In my proof, I got to:
$$\int_\Omega f d \mu = \int_{\mathbb{R}^+} \mu \{f \geq t\} \lambda(dt)$$ where the latter is a lebesgue integral, so it suffices for me to show that
$$\int_\mathbb{R^+} \mu \{f \geq t\} \lambda (dt) = \int_{0}^\infty \mu \{f \geq t\} dt$$
I know that if the latter Riemann integral exists, the function under the integrand is lebesgue-integrable and the integrals coincide.
But what if $\int_{0}^\infty \mu \{f \geq t\}dt = \infty$?
Best Answer
First of all, the formula holds only for non-negative functions $f \colon (\Omega,\mathcal{F}) \rightarrow [0,\infty]$. There is a theorem on the relation between Lebesgue- and Riemann-integrals. (For bounded function $g$ on a compact set $[a,b]$ it states: $g$ is Riemann integrable if and only if the set of discontinuity has a measure zero. And both integrals are identitcal.)
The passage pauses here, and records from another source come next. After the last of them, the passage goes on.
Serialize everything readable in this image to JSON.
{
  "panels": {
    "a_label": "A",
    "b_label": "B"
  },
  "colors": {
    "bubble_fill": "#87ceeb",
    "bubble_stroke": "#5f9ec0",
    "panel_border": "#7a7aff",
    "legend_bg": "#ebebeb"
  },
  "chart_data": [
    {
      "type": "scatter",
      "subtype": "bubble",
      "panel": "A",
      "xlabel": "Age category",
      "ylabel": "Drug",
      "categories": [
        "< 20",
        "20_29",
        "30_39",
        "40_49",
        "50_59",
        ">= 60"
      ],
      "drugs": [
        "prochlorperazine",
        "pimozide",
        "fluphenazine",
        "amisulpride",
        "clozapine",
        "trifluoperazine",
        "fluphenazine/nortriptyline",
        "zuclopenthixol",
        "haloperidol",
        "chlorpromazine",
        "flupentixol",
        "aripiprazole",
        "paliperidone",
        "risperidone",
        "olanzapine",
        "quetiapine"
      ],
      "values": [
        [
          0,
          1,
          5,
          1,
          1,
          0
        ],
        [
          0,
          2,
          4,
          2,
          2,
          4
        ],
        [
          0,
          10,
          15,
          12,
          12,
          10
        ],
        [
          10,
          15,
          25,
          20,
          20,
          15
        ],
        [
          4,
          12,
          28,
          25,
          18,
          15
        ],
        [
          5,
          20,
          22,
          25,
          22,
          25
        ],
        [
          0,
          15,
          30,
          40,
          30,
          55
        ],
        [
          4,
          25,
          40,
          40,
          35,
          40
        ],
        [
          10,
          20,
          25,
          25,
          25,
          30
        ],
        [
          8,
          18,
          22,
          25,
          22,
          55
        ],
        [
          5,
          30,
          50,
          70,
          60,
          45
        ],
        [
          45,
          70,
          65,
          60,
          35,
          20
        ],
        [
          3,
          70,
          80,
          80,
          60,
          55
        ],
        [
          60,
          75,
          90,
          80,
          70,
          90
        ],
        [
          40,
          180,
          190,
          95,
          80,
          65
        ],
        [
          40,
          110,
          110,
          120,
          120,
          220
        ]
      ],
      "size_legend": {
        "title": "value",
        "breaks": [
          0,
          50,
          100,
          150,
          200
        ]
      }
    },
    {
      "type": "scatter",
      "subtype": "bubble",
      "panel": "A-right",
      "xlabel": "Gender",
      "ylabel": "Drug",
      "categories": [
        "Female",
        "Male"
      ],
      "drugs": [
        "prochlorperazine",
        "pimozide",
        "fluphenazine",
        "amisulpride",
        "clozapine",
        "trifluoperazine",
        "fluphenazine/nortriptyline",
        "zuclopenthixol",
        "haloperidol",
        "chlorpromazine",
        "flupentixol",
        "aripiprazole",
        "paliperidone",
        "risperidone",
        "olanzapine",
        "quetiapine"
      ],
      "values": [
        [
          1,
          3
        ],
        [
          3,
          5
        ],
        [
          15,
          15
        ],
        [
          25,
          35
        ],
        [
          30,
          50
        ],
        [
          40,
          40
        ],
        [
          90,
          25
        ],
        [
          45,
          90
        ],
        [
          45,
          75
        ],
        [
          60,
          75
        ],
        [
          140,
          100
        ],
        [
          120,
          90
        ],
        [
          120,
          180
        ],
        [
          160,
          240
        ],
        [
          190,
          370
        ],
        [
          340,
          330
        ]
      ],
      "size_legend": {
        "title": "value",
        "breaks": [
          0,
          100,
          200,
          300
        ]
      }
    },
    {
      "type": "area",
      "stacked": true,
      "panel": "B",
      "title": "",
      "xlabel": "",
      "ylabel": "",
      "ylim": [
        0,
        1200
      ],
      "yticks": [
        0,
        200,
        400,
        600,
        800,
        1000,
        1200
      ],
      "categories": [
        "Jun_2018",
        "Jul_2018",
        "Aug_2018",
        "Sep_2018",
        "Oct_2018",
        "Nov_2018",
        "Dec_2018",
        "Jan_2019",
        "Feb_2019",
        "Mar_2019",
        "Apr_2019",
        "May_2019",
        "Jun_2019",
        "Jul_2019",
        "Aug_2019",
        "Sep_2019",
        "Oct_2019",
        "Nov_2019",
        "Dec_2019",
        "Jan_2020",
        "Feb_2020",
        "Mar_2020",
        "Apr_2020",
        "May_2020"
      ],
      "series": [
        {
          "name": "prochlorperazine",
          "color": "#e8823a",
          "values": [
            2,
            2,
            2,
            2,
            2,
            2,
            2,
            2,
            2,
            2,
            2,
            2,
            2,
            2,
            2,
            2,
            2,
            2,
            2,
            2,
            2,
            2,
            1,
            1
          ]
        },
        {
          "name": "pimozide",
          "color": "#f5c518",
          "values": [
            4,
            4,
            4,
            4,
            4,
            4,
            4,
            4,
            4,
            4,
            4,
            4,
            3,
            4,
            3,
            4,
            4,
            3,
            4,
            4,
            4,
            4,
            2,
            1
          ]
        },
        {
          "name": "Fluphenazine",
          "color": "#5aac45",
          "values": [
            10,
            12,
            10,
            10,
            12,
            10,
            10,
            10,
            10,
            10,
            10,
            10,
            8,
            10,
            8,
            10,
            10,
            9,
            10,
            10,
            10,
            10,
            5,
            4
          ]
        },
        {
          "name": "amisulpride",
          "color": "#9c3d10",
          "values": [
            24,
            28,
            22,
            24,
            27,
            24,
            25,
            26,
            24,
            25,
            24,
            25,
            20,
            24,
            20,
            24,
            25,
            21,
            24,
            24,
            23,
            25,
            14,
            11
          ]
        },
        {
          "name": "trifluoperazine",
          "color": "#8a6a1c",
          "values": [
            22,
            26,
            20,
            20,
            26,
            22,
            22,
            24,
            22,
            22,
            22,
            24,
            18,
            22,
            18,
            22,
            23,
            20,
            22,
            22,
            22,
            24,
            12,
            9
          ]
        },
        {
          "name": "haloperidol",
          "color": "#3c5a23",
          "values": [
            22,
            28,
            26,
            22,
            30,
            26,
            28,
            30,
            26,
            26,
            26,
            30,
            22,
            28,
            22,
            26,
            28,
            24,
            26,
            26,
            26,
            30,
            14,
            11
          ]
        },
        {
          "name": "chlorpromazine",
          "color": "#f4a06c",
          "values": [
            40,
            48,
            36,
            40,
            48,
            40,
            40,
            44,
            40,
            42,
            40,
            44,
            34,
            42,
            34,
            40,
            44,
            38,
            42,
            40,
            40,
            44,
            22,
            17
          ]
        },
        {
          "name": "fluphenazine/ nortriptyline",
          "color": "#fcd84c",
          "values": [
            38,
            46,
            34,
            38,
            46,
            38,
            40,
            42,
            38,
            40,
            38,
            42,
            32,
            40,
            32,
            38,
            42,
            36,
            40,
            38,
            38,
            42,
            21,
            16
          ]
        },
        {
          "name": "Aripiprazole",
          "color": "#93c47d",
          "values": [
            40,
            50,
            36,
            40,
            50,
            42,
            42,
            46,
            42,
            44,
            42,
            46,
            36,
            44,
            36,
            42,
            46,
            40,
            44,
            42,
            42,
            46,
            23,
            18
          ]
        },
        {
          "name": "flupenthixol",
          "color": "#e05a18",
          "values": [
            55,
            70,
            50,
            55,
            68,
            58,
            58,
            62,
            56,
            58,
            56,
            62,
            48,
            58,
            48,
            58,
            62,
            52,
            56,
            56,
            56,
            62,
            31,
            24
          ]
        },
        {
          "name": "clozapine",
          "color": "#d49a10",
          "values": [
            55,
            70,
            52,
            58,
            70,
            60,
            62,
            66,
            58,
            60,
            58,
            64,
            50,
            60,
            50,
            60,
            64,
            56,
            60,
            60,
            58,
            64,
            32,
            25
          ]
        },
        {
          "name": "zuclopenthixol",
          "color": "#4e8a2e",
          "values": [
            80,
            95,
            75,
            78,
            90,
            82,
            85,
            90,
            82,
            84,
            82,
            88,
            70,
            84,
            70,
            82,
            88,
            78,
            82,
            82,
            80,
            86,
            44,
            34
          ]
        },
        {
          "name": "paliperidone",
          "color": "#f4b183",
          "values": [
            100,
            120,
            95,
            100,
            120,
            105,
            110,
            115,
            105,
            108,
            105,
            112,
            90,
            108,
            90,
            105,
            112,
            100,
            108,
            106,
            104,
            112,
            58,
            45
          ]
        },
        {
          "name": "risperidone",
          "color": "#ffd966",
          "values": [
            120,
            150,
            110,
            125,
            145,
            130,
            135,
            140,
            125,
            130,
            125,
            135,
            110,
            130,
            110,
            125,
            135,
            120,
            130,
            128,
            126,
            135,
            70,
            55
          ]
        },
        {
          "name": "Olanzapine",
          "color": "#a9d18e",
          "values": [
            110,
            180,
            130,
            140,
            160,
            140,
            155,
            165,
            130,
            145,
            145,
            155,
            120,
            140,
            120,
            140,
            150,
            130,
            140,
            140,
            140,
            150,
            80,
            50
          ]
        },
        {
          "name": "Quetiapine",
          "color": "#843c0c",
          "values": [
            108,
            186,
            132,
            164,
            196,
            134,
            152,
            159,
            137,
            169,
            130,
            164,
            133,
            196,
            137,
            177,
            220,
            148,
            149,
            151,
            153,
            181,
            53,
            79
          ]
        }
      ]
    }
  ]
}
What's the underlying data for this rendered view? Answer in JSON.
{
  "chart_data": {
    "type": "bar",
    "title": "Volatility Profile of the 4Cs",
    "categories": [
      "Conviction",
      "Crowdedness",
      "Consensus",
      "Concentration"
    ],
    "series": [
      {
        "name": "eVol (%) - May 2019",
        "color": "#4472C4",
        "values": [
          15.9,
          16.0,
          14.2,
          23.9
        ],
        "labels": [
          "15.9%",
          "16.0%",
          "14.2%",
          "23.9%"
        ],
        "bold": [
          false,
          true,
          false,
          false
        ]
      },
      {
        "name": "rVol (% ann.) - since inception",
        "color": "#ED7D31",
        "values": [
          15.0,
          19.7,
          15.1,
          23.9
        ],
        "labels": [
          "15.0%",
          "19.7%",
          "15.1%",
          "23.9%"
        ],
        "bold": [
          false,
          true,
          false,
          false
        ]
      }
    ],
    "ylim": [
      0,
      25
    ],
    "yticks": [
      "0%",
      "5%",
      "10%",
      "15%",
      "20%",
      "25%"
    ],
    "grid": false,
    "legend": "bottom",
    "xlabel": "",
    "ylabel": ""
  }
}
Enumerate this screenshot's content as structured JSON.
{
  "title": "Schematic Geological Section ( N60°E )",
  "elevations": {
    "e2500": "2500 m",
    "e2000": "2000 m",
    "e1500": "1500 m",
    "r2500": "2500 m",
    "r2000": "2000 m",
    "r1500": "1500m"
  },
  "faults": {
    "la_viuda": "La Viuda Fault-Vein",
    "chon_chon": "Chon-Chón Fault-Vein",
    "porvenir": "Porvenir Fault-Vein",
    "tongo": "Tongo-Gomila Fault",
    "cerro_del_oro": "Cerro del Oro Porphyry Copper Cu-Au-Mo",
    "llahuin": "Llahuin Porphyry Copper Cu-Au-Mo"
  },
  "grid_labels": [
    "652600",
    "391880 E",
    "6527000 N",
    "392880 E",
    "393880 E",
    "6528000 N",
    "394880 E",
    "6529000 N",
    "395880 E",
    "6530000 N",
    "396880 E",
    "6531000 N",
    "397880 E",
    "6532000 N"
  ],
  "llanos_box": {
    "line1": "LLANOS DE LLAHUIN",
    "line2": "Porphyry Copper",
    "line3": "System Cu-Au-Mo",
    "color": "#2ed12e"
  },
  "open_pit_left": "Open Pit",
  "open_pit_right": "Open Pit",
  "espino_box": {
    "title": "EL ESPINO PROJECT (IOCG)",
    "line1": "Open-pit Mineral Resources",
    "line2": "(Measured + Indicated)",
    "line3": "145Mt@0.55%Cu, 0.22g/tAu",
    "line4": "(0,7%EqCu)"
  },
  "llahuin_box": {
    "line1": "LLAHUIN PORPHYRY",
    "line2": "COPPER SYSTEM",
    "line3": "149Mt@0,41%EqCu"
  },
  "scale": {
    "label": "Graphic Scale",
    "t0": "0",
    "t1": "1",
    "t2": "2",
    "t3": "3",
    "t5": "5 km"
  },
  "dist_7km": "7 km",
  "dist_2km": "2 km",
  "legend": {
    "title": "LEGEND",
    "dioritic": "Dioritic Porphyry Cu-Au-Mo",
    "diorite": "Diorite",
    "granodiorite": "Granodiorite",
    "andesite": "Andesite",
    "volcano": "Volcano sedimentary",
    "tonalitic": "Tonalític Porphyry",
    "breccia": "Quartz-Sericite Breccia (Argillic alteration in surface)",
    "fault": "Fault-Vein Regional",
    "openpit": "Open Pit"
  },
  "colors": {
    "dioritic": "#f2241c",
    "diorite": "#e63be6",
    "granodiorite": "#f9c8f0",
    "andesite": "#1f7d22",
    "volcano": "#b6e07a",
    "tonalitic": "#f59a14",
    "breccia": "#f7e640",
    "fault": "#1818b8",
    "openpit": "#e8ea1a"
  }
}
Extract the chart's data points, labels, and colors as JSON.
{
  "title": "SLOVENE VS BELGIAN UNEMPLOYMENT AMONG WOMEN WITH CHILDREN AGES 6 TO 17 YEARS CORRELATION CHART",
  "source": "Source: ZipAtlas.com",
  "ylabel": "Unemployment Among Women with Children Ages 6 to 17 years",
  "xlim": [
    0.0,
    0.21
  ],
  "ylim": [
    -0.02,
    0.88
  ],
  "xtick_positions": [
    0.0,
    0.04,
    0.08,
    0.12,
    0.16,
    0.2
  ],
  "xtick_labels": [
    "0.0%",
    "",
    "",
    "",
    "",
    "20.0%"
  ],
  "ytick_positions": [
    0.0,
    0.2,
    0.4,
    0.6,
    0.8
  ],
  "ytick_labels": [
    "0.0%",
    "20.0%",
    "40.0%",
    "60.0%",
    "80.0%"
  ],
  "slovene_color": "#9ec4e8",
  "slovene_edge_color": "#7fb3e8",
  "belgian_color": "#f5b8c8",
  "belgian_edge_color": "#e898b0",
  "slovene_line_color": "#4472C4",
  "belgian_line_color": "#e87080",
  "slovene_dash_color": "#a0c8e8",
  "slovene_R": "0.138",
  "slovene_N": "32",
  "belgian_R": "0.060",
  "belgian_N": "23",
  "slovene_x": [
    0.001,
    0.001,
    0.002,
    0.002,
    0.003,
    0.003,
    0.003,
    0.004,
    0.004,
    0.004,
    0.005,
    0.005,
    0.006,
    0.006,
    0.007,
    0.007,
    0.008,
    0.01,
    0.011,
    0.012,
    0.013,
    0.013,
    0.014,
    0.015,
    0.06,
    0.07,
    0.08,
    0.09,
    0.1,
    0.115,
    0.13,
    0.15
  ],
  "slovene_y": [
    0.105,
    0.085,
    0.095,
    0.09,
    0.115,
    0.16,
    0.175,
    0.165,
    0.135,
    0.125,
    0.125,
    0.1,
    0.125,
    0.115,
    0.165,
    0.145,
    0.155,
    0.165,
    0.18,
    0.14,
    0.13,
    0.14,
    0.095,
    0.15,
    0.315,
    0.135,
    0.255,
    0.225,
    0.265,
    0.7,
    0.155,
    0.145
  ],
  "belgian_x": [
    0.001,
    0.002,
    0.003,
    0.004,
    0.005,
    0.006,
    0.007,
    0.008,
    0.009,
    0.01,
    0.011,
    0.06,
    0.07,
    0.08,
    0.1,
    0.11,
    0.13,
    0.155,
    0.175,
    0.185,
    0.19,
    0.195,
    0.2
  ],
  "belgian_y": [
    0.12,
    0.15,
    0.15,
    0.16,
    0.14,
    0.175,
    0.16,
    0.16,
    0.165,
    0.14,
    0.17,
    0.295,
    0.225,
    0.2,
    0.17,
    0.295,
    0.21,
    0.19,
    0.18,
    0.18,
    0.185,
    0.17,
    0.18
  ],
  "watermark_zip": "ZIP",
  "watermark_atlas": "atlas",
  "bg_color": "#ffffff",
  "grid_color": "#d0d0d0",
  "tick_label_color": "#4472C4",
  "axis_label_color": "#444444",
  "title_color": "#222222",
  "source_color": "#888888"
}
The Riemann integral exists on $[0,a]$, because $\mu\{f \ge t\}$ is a monotone function. Thus $$\tag{1}\int_0^a \mu \{f \ge t\} \, d \lambda(t) = \int_0^a \mu \{ f \ge t\} \, d t.$$ So if this term diverges, then $f$ is not Lebesgue-integrable and we have $\int f \, d \lambda = \infty$. On the other $\int f \, d \lambda < \infty$ implies that (1) is bounded. Therefore, as a monotone sequence, it is already convergent.